Unity and Diversity, Democratic Institutions

10. Department Contact Person for this course Yogesh Grover- 457-5415

11. General Course Outcomes

PoliSci 220 introduces students to some basic questions regarding the proper place of individual civil rights and liberties in a democracy. First, democracy presupposes equality among citizens. What counts as equality, though, socially and politically? Second, generally Americans assume that they possess certain rights that even democratic majorities cannot take away. What are those rights, though, under what circumstances do they apply, and what is lost in the tradeoff? Can the common good be achieved while protecting individual liberty? Finally, how should we strike the balance when civil rights and liberties conflict? Students should gain a deeper understanding of the meaning of their citizenship from this class. They should also further develop their critical thinking skills of reading, writing, thinking, and speaking.

12. Course Outcomes


a. Understand the principles upon which democratic governments are based

As noted above, this course will discuss the core principles of equality and majority rule- their definitions and limits. For example, does equality mean freedom from sexual harassment, and how should that term be defined? Also, if a majority wants to restrict free speech rights to avoid offense to minorities, is this justifiable?
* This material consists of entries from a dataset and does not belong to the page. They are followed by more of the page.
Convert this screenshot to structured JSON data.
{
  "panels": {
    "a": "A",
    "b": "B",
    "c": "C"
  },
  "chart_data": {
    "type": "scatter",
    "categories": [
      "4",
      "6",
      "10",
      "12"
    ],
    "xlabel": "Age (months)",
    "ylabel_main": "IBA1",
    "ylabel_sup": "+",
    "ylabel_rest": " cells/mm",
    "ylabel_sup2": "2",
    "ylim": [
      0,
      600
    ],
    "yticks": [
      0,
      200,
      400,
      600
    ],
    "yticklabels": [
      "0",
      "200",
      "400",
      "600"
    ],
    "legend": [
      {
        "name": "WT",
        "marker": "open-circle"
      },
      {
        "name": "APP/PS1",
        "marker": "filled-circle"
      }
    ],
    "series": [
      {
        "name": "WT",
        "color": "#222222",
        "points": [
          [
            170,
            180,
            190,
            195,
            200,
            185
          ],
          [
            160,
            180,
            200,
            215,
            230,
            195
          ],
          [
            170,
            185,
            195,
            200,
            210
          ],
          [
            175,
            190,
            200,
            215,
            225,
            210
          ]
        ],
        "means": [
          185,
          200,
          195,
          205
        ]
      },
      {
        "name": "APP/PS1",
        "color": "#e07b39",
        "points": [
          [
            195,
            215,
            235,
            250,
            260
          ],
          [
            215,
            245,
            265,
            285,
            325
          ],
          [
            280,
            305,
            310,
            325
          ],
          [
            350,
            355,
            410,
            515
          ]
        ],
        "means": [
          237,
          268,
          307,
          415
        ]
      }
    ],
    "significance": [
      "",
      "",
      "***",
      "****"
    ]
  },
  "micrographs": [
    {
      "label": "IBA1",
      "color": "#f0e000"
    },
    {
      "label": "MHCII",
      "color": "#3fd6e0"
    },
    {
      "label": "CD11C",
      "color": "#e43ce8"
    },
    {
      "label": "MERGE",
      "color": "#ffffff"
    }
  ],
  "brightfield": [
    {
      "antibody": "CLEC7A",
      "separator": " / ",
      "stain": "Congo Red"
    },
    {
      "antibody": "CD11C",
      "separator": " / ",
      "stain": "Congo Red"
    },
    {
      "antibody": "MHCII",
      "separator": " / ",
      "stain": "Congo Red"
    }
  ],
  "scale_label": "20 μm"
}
c. Identify, state, and justify value judgements related to democratic institutions

The entire course will essentially meet this criteria- I can’t think of any material that would not achieve this outcome. Students on the essay portions of their exams will be expected to make arguments for a position, and defend those arguments against opposing claims.

e. Understand the implications of taking responsibility for the consequences of their own actions for democratic institutions

Students should question their own behavior and its implications as a part of this course. For example, a discussion of speech codes on campus and the tradeoff between security and privacy regarding the computers and dorm hallways of WSU should lead them to question the meaning of their citizenship and its rights and responsibilities.

f. Understand the relation of equal rights to democratic institutions

See general course outcomes.

g. Understand the need to exercise responsibility for the expression of their ideas

Although students will not be required to assert any particular viewpoint regarding freedom of expression, they will be forced to confront competing perspectives on free speech. For example, we likely will discuss the harms that can result from hate speech and/or sexual harassment, and balance that against the liberties of the speaker, including due process of law.